Night moves

10 Jan

I’ve spent a lot of late nights at the O’Colly. This is just one more of them.

We publish for the first time tomorrow (spring 2011, that is) and I’ve got a really competent staff this time around. Not that others haven’t been good, but each semester there’s a certain personality that attaches itself to the editorial board, and this one is all business, which suits me just fine.

Tomorrow they’ve got a killer picture of the men’s basketball game on the front, as well as a story about charges against our mayor being dropped. Not sure what all else will be in there, but it’s already (from what I can see peaking over shoulders unobtrusively) pretty clean and strong.

I take this job way too seriously. I don’t think my staff has any inkling how emotionally invested I am in their work. I feel so many responsibilities that it sometimes feels overwhelming. I feel responsible for their futures in journalism, which is probably the scariest part. I feel responsible for the role of the O’Colly on campus, both as part of a free press and as an institution that I have to educate people about. I feel responsible for the campus reaction to what my students do, and a responsibility to educate that public about the mistakes and why they happen. I feel responsible for their grades and their finances, and of course I feel responsible that they learn about journalism and working in general.
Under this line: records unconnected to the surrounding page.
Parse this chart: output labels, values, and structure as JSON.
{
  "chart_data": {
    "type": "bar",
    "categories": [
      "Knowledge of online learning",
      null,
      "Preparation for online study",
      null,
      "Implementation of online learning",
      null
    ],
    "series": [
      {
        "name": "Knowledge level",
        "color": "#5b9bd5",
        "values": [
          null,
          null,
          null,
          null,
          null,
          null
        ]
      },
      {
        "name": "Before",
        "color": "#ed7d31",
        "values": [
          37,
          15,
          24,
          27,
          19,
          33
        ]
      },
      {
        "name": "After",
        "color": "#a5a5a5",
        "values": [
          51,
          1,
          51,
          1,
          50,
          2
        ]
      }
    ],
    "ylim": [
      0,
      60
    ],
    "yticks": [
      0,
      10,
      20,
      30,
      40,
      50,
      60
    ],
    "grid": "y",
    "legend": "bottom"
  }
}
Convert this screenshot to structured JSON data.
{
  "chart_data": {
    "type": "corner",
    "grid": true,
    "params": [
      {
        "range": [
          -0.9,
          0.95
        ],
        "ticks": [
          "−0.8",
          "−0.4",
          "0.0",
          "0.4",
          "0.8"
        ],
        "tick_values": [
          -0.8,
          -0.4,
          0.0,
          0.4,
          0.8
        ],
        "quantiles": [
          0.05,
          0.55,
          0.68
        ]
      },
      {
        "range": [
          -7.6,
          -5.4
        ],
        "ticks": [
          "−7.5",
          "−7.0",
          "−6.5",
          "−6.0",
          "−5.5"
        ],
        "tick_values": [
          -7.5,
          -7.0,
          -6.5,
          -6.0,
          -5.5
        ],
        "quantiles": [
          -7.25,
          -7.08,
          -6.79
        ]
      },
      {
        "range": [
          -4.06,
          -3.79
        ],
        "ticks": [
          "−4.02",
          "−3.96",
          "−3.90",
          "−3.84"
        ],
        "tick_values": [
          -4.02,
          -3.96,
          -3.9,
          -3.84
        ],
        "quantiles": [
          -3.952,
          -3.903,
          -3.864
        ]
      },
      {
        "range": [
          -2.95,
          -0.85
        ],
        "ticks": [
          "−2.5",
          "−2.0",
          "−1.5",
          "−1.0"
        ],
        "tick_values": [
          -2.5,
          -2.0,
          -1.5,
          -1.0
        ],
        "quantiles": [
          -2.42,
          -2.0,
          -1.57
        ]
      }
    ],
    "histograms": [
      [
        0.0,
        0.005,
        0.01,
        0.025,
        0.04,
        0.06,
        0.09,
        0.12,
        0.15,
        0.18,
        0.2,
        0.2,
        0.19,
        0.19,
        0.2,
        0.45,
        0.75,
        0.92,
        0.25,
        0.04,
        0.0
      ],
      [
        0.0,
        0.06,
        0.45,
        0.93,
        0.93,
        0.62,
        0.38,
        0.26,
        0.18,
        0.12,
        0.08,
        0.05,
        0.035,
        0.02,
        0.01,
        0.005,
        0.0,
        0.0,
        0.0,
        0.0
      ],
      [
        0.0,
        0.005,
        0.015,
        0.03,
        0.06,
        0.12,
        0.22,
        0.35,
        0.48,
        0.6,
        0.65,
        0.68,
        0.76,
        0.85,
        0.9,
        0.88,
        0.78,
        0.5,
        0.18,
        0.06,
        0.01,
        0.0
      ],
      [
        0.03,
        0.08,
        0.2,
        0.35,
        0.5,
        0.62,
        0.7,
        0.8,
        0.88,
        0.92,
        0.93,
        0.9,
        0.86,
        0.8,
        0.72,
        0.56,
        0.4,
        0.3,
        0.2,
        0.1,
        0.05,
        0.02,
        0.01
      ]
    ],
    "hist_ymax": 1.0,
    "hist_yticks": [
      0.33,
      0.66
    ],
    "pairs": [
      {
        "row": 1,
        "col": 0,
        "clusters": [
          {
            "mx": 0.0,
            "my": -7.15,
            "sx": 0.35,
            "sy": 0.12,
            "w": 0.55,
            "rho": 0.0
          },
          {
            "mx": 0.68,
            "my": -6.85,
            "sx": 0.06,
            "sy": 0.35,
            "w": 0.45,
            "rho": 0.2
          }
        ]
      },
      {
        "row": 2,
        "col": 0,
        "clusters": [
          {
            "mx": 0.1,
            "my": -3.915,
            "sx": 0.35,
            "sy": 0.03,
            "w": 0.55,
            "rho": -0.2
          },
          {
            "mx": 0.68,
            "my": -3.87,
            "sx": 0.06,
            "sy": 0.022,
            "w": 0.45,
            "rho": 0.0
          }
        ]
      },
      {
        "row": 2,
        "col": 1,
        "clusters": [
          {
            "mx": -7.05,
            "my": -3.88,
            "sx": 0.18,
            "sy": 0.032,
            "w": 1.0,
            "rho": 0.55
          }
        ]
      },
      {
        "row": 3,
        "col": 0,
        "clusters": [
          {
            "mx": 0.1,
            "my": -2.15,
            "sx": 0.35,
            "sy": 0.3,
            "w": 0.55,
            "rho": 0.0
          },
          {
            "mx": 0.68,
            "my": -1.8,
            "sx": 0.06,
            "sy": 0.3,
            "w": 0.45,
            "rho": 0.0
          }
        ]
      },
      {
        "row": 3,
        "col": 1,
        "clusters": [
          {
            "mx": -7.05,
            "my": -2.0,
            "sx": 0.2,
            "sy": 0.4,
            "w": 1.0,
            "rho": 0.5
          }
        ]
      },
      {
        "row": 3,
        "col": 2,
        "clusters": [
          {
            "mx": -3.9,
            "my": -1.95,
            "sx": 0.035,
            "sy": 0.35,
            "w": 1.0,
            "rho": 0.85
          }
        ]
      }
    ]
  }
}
That, as I said, is a lot of responsibilities.

But when I spend an evening in my office watching them slowly get the paper out the door and overhear their comments and conversations and laughter, I am reminded that this job is a blessing, as is our republic and our right to free speech.

What students learn down here about themselves and their community and world can’t be replicated by any other experience. The late nights and stress suck, but you leave here changed. The people you meet, the stories you tell and the experiences you give to people just can’t be understood by those who haven’t lived through it.

And I am just happily reminded of that when I spend an evening in this basement that has once again become my home.